プリセットを使用すれば自動入力されますが、実測値や文献値がある場合は手動で上書き可能です。スロープは変態温度の応力依存性を決める重要なパラメータで、誤差が大きいとシミュレーション結果が実際の材料挙動と乖離するため注意が必要です。
最大回復ひずみは変態ひずみεLに基づき、応力下でのマルテンサイト変態量から算出されます。ヒステリシス幅はAs-Mf差や内部摩擦を反映し、温度サイクル時の応力-ひずみ曲線のループ幅として可視化されます。両者は材料の組成や熱処理に依存します。
温度-応力-ひずみの3軸プロット上で、実験で得た変態温度や応力-ひずみ曲線を重ねて表示できます。パラメータ(Ms/Mf/As/Af、スロープ、最大ひずみ)を実測値に合わせて調整し、フィッティング精度を確認してください。プリセットはあくまで標準値です。
実世界での応用
医療デバイス:血管内に留置するステントが代表例です。低温で圧縮した状態でカテーテルに収納し、体温(Afより高い温度)で元の形状に回復・拡張することで血管を広げます。歯列矯正ワイヤーも、口腔内の温度で持続的な軽い力を発生させ、歯を動かします。
航空宇宙・自動車:省スペースで大きな力を出せるアクチュエータとして、航空機のエンジンノズルのフラップや、自動車のルーフ開閉ヒンジに使用されます。パラメータを調整し、CAE(FEM)で動作を事前にシミュレーションすることが必須です。
建築・土木(免震・制振):形状記憶合金ダンパーは、地震のエネルギーを熱エネルギーに変換して吸収します。大きな変形後も元の形状に戻る(自己復元する)ため、メンテナンスが少なくて済む次世代の制振装置として研究が進んでいます。
民生家電・ロボット:静かで小型のアクチュエータとして、カメラのオートフォーカス機構や、ソフトロボットの人工筋肉の研究開発に応用されています。NiTi(ニチノール)ワイヤーに通電して自己発熱させ、収縮動作をさせるのが一般的な使い方です。
よくある誤解と注意点
まず、「変態温度は材料固有の絶対値」と思い込むことです。実は、同じNiTi合金でも熱処理や冷間加工の履歴でMsやAfは数十℃も変わります。シミュレーターのプリセット値は「目安」で、実際の材料データシートや自社測定値で検証することが必須です。例えば、NiTiプリセットのAfが52℃でも、実際のワイヤーでは45℃〜60℃のバラつきがあることは珍しくありません。

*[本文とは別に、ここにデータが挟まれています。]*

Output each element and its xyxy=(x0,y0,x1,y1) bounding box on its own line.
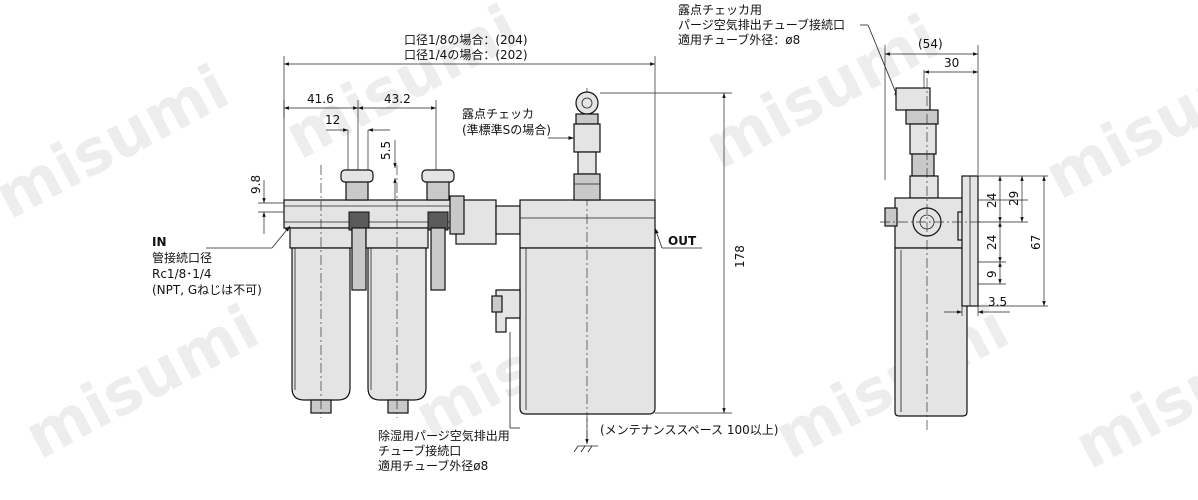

次に、Clausius-Clapeyronスロープと最大回復ひずみを独立したパラメータとして扱うこと。これらは先の数式でも示された通り、材料の根本物性(ΔH, ε_L)で結びついています。シミュレーターでは個別に入力できますが、現実の材料開発では「スロープを大きくしようと合金組成を変えたら、回復ひずみが小さくなってしまった」といったトレードオフが頻発します。バランスを見極めることが設計の肝です。
最後に、計算結果の「ヒステリシス幅」を軽視すること。変態の往復路で生じるこのエネルギー損失は、発熱や動作の応答速度に直結します。アクチュエータとして高速動作を求められる場合、ヒステリシス幅が30℃もある材料では発熱が大きすぎて実用になりません。例えば、精密ロボットの関節用には、幅が10℃以下の狭ヒステリシスSMAが求められます。シミュレーターで幅を広げてみると、加熱・冷却ループが大きく開くことを確認し、その影響をイメージしましょう。